Librarians try to intuit what people need–whether it be silence, respite or practical help. From experience, I’ve learned that you never know what people are going through, or what they need. Often, the best I can offer is to keep my concerns to myself.
One day, a woman came in and asked if she could use a computer to send emails informing others about a family member’s health.
“Of course!” I said, showing her how to log on.
Looking cheerful, she began typing away. Then she paused.
“How do you spell ‘hospice’?” she asked.
I spelled the word, my heart sinking, and left her to craft her sad message.
Another woman spent hours at the computer applying for disability on a relative’s behalf and bemoaning the tedious minutia required. I sympathized as neutrally as I could, not confiding that as legal guardian to my sister, who is disabled both mentally and physically, I fill out countless forms.
When someone requests articles on migraine, I forcibly stop myself from recommending the Michigan clinic that gave me my life back after decades spent in misery, shutting myself in dark rooms, my hand pressed to my head. This place is my visitors’ confessional, not mine.

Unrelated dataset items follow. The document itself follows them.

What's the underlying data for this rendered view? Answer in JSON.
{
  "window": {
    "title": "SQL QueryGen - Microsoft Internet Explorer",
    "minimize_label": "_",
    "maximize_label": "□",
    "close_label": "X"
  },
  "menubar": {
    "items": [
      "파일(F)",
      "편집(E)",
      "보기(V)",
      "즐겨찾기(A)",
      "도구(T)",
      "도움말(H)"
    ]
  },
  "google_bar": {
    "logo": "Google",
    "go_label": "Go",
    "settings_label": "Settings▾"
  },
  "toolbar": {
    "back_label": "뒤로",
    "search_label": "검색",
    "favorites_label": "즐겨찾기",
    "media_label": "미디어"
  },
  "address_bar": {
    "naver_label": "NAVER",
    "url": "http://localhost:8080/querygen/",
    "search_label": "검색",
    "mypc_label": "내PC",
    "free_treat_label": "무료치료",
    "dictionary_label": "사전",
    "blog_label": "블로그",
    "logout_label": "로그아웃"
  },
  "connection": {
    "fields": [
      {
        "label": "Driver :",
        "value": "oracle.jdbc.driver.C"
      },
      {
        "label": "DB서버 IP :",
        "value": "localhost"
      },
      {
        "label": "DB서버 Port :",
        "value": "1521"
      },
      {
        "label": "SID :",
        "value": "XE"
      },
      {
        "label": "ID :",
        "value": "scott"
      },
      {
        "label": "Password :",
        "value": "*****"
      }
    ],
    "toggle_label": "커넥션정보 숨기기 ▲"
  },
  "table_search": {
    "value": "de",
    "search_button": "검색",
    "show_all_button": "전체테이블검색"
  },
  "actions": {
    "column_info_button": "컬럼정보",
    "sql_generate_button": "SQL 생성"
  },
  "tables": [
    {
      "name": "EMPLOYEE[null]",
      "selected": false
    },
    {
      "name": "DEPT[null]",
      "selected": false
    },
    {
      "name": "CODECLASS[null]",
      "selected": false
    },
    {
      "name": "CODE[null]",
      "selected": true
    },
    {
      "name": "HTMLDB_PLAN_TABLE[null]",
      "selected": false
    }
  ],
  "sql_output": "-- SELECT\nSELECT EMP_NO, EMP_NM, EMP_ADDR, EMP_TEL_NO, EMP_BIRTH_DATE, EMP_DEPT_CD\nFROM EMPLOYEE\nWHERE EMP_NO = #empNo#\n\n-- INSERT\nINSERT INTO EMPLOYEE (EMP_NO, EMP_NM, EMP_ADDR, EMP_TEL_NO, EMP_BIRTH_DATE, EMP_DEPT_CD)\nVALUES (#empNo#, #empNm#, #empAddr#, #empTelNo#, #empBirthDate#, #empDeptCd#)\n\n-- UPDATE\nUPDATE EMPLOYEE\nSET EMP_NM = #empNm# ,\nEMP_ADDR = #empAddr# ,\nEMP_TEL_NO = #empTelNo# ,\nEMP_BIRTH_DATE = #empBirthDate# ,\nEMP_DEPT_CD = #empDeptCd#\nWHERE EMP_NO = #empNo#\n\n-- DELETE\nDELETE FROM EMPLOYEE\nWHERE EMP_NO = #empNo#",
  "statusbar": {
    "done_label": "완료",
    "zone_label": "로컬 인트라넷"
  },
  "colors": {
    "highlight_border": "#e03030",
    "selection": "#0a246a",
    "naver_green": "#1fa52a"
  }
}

Like any good caregiver, I devote myself to acquiring the necessary skills and materials. I subscribe to the local paper in part to assist the Pastoral Care nun who comes every day to search the obituaries, making sure “we don’t miss any of ours.” She remarks upon how many obits appear after Christmas, and we muse about whether it’s true that some people hang on until after the holiday is over.
I buy books on obstetrics, books on leukemia, books on caregiving and Alzheimer’s. As my budget permits, I also buy what I think of as narrative healthcare books–the kind written by Atul Gawande or recommended by Krista Tippett on NPR. I even justified acquiring The Sound of a Wild Snail Eating, a marvelous book, because it was written by a chronically ill woman. That way I have something to offer a family member who wants something transporting to read while he or she waits.
Sometimes, though, I’m dreadfully wrong. One woman recoiled when I offered her Making Toast, about a grandfather caring for his grandchildren after his daughter’s sudden death.
“Too close to home,” she muttered. “Do you have any mysteries?”
Mortified, I made my apologies–and later that month gratefully took in a donation of whodunits.
Because you never know what people are going through, or what they really need.
About the author:
Pam Kress-Dunn is the medical librarian at Mercy Medical Center–Dubuque, in Iowa. She holds three master’s degrees–an MS in library science, an MA in English and, most recently, an MFA in poetry writing–and contributes a column to a local biweekly arts and entertainment paper. “I write to document life’s events, small and large, and also to find out what I’m thinking.”